Future Directions and Clinical Relevance
This study highlights the value of integrating genetic risk profiling with detailed immunophenotyping in population-based cohorts. Longitudinal follow-up of these children will be essential to determine whether early-life alterations in the CD4⁺/CD8⁺ ratio predict later MS-related immune dysfunction or clinical disease. Ultimately, such insights could contribute to the identification of early biomarkers of MS risk and inform preventive strategies aimed at immune modulation before irreversible neurological damage occurs. By demonstrating that MS genetics shape the adaptive immune system during childhood, this work provides a critical link between polygenic risk and early biological mechanisms underlying multiple sclerosis.

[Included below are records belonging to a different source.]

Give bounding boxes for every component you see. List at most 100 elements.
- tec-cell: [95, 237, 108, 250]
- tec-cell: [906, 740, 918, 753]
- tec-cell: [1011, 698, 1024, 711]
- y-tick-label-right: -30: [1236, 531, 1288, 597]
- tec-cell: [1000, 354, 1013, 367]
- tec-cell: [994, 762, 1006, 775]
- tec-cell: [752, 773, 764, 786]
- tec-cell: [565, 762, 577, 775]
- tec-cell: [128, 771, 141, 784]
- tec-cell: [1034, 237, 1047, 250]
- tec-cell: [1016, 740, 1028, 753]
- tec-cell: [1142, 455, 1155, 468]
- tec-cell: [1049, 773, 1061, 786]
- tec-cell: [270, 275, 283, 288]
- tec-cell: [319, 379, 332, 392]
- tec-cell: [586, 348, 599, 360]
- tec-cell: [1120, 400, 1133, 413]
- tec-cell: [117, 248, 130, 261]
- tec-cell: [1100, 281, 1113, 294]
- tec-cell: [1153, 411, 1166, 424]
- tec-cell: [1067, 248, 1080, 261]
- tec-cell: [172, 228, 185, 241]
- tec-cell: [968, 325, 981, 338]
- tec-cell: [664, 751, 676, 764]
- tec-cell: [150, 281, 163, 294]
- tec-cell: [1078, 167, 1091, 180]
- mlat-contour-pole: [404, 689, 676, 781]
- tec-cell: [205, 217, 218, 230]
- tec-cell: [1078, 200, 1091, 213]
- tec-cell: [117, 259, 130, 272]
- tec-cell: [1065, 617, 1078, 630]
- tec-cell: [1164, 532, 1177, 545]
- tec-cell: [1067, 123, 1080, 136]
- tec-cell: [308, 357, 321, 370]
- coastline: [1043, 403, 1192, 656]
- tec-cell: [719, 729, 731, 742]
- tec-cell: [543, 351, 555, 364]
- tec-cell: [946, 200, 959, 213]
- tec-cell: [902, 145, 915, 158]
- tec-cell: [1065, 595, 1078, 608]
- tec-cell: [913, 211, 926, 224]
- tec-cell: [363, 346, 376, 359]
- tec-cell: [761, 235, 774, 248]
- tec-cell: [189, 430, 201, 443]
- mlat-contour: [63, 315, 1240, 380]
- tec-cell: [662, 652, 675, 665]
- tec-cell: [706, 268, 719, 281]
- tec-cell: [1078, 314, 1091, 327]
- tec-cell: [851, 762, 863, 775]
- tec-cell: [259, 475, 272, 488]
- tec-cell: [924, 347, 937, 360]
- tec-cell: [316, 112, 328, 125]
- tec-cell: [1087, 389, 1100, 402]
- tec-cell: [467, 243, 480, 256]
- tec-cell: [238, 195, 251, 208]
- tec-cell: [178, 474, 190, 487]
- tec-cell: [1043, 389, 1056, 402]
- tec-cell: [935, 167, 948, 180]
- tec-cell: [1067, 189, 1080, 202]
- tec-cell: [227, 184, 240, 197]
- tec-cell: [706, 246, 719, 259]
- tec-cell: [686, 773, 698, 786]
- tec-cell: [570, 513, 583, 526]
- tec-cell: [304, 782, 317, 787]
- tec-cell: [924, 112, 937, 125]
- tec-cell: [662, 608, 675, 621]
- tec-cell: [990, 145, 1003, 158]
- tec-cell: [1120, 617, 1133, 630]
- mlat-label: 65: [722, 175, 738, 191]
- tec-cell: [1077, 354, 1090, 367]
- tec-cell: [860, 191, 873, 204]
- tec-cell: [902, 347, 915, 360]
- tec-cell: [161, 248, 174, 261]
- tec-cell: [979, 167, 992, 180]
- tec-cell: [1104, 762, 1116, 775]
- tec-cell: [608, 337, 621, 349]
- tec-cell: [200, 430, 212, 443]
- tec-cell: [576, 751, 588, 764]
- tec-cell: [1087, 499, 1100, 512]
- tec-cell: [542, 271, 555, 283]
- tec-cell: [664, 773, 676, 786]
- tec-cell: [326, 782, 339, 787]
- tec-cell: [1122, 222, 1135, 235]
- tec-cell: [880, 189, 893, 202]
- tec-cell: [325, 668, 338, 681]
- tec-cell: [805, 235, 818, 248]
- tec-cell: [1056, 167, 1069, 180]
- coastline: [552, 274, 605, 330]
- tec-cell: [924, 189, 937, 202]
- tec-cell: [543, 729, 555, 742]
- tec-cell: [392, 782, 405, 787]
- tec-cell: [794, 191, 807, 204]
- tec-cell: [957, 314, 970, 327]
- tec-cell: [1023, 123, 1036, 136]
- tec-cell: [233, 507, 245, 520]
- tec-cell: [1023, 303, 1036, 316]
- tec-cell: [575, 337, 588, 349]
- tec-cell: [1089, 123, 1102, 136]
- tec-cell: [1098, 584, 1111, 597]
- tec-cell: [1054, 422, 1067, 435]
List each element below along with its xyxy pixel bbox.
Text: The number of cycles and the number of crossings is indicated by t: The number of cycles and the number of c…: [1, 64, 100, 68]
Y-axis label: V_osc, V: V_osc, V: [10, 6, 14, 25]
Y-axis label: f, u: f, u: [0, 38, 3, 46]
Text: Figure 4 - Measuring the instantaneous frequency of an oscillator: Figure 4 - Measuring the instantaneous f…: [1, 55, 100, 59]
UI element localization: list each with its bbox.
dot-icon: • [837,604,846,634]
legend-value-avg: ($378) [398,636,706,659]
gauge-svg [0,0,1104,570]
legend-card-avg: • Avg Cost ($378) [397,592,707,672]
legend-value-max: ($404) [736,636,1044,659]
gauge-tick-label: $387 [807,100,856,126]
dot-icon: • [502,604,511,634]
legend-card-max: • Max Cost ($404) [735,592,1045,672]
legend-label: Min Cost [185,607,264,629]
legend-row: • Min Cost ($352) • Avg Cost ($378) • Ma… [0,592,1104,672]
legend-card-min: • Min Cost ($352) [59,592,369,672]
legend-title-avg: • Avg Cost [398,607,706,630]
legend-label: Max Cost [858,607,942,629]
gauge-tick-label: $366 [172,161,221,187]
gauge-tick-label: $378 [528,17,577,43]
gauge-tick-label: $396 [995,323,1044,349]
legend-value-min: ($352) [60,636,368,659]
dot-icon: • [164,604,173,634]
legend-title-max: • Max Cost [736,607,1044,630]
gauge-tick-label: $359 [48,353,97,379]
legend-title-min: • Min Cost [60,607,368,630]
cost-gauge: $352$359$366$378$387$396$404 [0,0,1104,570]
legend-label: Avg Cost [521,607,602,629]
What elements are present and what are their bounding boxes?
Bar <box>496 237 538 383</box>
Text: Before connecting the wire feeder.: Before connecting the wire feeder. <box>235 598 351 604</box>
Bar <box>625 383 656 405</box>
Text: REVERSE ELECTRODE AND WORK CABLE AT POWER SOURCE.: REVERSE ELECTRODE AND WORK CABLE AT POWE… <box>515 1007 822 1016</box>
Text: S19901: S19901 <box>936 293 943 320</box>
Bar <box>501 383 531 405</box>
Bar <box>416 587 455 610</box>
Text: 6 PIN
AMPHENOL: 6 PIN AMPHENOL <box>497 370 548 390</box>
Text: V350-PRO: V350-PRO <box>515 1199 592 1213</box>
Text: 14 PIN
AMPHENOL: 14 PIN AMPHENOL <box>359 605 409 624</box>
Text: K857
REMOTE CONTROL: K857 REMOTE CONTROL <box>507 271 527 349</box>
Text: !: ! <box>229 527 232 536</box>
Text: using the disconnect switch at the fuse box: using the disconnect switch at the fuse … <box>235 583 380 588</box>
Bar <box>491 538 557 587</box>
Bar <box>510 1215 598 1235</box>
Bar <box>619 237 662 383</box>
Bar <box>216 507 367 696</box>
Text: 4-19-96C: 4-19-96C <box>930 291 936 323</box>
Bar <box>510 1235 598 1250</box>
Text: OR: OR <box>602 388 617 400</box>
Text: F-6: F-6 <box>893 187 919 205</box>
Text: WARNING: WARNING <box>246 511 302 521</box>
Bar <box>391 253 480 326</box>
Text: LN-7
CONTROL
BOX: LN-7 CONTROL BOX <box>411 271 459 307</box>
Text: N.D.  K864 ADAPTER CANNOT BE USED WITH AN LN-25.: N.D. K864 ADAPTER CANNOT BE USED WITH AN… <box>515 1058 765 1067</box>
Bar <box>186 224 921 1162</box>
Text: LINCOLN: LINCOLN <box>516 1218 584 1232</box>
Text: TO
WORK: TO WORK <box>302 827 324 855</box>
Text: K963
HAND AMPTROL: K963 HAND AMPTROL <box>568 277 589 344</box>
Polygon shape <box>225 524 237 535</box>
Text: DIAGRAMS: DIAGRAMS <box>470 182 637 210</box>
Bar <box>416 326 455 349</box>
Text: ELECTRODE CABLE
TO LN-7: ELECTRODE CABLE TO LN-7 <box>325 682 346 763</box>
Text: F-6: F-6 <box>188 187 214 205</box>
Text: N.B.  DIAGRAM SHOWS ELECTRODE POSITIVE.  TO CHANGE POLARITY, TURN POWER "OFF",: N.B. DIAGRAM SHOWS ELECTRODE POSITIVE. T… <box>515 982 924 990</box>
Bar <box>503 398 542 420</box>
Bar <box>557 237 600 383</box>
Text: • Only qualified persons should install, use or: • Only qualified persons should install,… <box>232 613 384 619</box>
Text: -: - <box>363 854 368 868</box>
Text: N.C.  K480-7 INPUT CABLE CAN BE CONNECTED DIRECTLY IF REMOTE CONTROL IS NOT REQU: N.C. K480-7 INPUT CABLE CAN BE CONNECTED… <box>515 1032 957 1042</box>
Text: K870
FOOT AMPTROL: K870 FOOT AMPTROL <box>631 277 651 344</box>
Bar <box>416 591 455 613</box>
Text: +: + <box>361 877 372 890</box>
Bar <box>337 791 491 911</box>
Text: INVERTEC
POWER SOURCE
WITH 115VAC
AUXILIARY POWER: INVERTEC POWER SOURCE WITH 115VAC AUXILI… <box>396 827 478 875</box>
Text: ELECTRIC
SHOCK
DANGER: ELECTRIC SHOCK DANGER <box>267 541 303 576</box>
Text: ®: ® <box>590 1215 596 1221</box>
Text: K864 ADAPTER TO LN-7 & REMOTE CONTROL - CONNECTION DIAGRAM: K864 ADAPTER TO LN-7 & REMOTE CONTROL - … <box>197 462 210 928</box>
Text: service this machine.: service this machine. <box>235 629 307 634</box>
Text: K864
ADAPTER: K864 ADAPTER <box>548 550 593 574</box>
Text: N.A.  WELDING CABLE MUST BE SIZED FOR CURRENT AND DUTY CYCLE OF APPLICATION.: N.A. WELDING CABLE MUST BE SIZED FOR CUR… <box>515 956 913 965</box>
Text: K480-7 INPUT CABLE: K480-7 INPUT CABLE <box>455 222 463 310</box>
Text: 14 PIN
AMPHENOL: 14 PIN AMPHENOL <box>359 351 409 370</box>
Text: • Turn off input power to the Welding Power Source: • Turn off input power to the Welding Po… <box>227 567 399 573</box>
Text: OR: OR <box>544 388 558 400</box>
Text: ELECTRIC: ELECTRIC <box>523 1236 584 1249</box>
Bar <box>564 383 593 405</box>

Disclaimer: This blog post is based on the provided research article and is intended for informational purposes only. It is not intended to provide medical advice. Please consult with a healthcare professional for any health concerns.

References:
de Mol, C. L., Looman, K. I., van Luijn, M. M., Kreft, K. L., Jansen, P. R., van Zelm, M. C., ... & Neuteboom, R. F. (2021). T cell composition and polygenic multiple sclerosis risk: a population‐based study in children. European Journal of Neurology, 28(11), 3731-3741.